I recently attended two international education conferences within a month of each other: the Global Education online conference from November 15-19 and the World Innovation Summit for Education (WISE) in Doha, Qatar, from December 7-9. The first was primarily a grassroots exchange, teacher to teacher, eliminating the boundaries of time and space. The overall feeling was a kind of euphoria that technology could actually connect people across borders without anyone leaving home. The second was face-to-face meetings among the elite policy makers in education, whose lives seem far removed from rural schoolhouses, as they enjoyed the all-expenses-paid hospitality of an oil-rich emirate.
Image via Wikipedia
The same issue was on everyone's mind in both conferences -- how to educate children in the rapidly changing world. Americans are particularly concerned with our students' standing internationally, especially when it comes to math and science. A recent article in the Washington Post reported that the status of American students in the 4th grade, which was "somewhat above the middle of the pack, usually about 10th," sank to a 20th ranking by 10th grade, just below the mean. The reason: failure to build a knowledge base, which I interpret to mean a lack of experience in reading in the content area. In other words, our younger kids are pretty good at decoding, but reading comprehension in later years depends on having a conceptual framework of knowledge to build on. And they're not getting it.
As an author of children's science books and an advocate for the use of nonfiction literature in the classroom, I couldn't help noticing one thing both conferences had in common -- no one was talking about what kids were reading. There was no concern on the part of all these educators for the quality of the reading material they routinely prescribed for their students. One group of teachers discussed how they could save money by downloading open-source material from the Web instead of buying expensive textbooks. Their underlying premise is that Wikipedia writing is interchangeable with textbooks. I agree. They are both equally bad. (If you want to see a side-by-side comparison between pedestrian informational writing and nonfiction literature, go to our wiki.)

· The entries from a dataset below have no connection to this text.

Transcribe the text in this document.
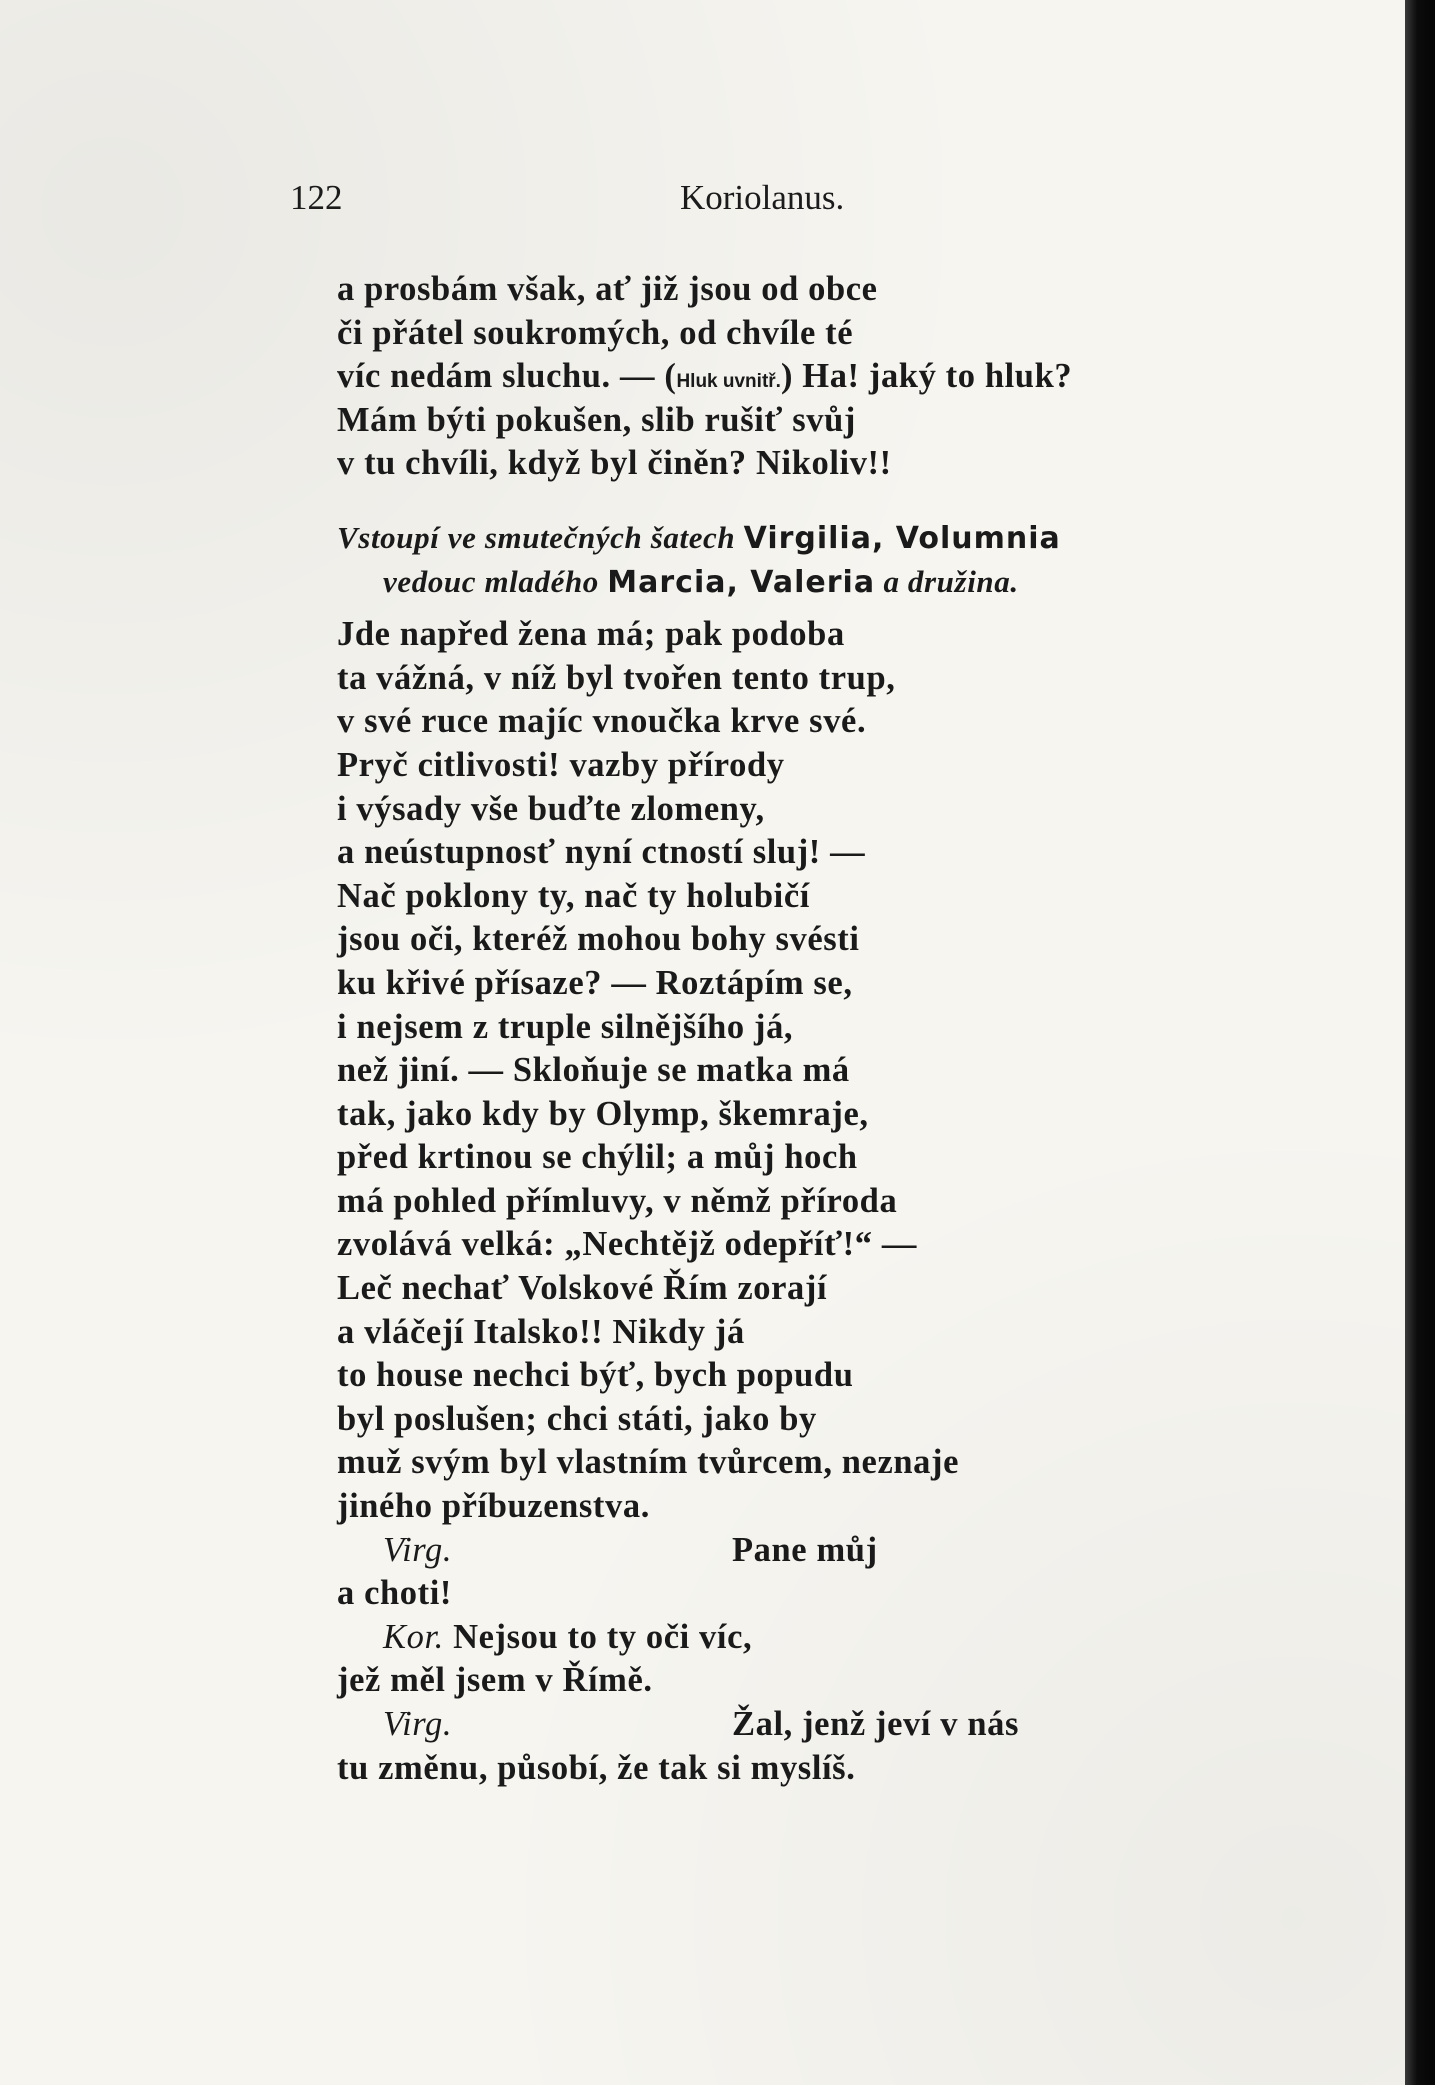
122	Koriolanus.
a prosbám však, ať již jsou od obce
či přátel soukromých, od chvíle té
víc nedám sluchu. — (Hluk uvnitř.) Ha! jaký to hluk?
Mám býti pokušen, slib rušiť svůj
v tu chvíli, když byl činěn? Nikoliv!!
Vstoupí ve smutečných šatech Virgilia, Volumnia
vedouc mladého Marcia, Valeria a družina.
Jde napřed žena má; pak podoba
ta vážná, v níž byl tvořen tento trup,
v své ruce majíc vnoučka krve své.
Pryč citlivosti! vazby přírody
i výsady vše buďte zlomeny,
a neústupnosť nyní ctností sluj! —
Nač poklony ty, nač ty holubičí
jsou oči, kteréž mohou bohy svésti
ku křivé přísaze? — Roztápím se,
i nejsem z truple silnějšího já,
než jiní. — Skloňuje se matka má
tak, jako kdy by Olymp, škemraje,
před krtinou se chýlil; a můj hoch
má pohled přímluvy, v němž příroda
zvolává velká: „Nechtějž odepříť!“ —
Leč nechať Volskové Řím zorají
a vláčejí Italsko!! Nikdy já
to house nechci býť, bych popudu
byl poslušen; chci státi, jako by
muž svým byl vlastním tvůrcem, neznaje
jiného příbuzenstva.
Virg.	Pane můj
a choti!
Kor. Nejsou to ty oči víc,
jež měl jsem v Římě.
Virg.	Žal, jenž jeví v nás
tu změnu, působí, že tak si myslíš.
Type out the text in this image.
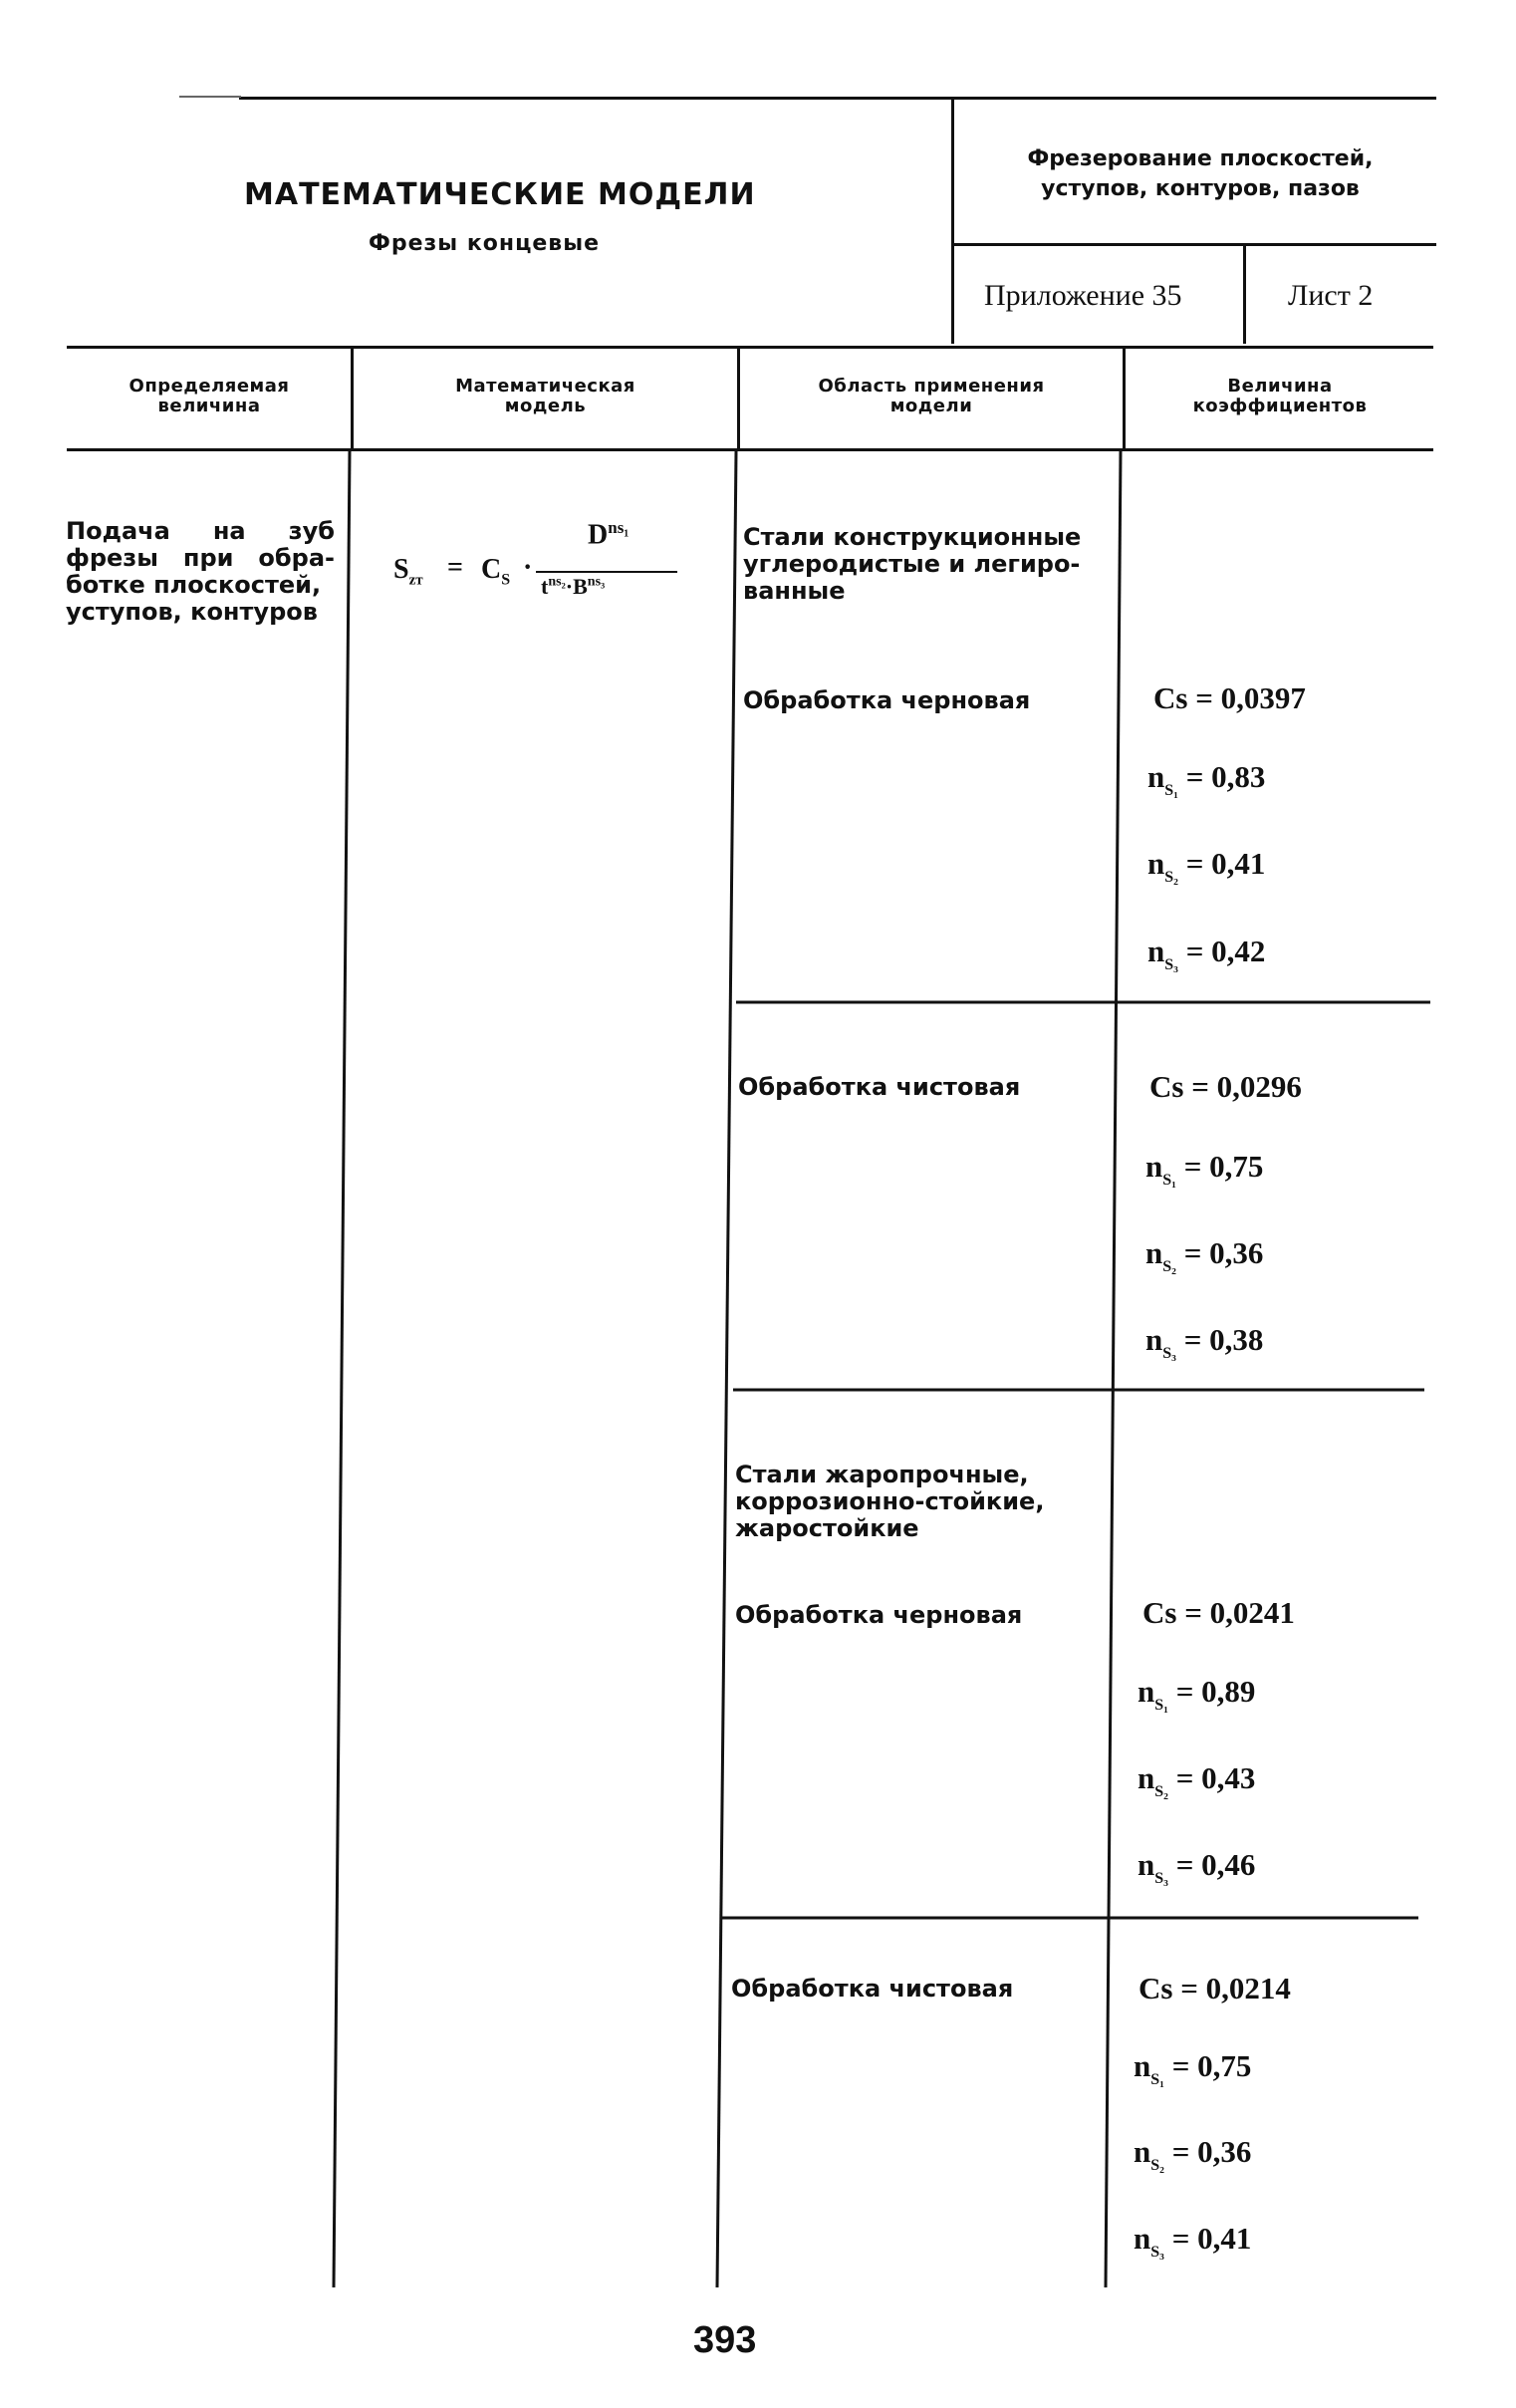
МАТЕМАТИЧЕСКИЕ МОДЕЛИ
Фрезы концевые
Фрезерование плоскостей,
уступов, контуров, пазов
Приложение 35	Лист 2
Определяемая
величина
Математическая
модель
Область применения
модели
Величина
коэффициентов
Подача на зуб
фрезы при обра-
ботке плоскостей,
уступов, контуров
$S_{zт} = C_S$ ·
$D^{ns_1}$
$t^{ns_2}\cdot B^{ns_3}$
Стали конструкционные
углеродистые и легиро-
ванные
Обработка черновая
Обработка чистовая
Стали жаропрочные,
коррозионно-стойкие,
жаростойкие
Обработка черновая
Обработка чистовая
Cs = 0,0397
$n_{S_1} = 0,83$
$n_{S_2} = 0,41$
$n_{S_3} = 0,42$
Cs = 0,0296
$n_{S_1} = 0,75$
$n_{S_2} = 0,36$
$n_{S_3} = 0,38$
Cs = 0,0241
$n_{S_1} = 0,89$
$n_{S_2} = 0,43$
$n_{S_3} = 0,46$
Cs = 0,0214
$n_{S_1} = 0,75$
$n_{S_2} = 0,36$
$n_{S_3} = 0,41$
393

On the other hand, the lovers of children's literature -- publishers and librarians -- who are watching the evolution of works that speak "child" and that can inspire as well as inform were curiously absent from both conferences. I know that school librarians, who are losing jobs right and left during this economic downturn, often have trouble getting the teachers in their schools to listen to them. They are dismissed as "enrichment," an extra for which there is no time in the "Race to the Top." Many teachers don't "get" that there are extraordinary books out there that cover the same subject matter as textbooks; that teaching with these books brings back the joy of learning to the classroom. In their panic to raise scores on the assessment tests (which essentially evaluates them) educators are overlooking a powerful and available resource.
My mantra is simple and obvious (at least to me): If you want kids to love reading and learning, give them wonderful books about the real world. Now why is that so hard to understand?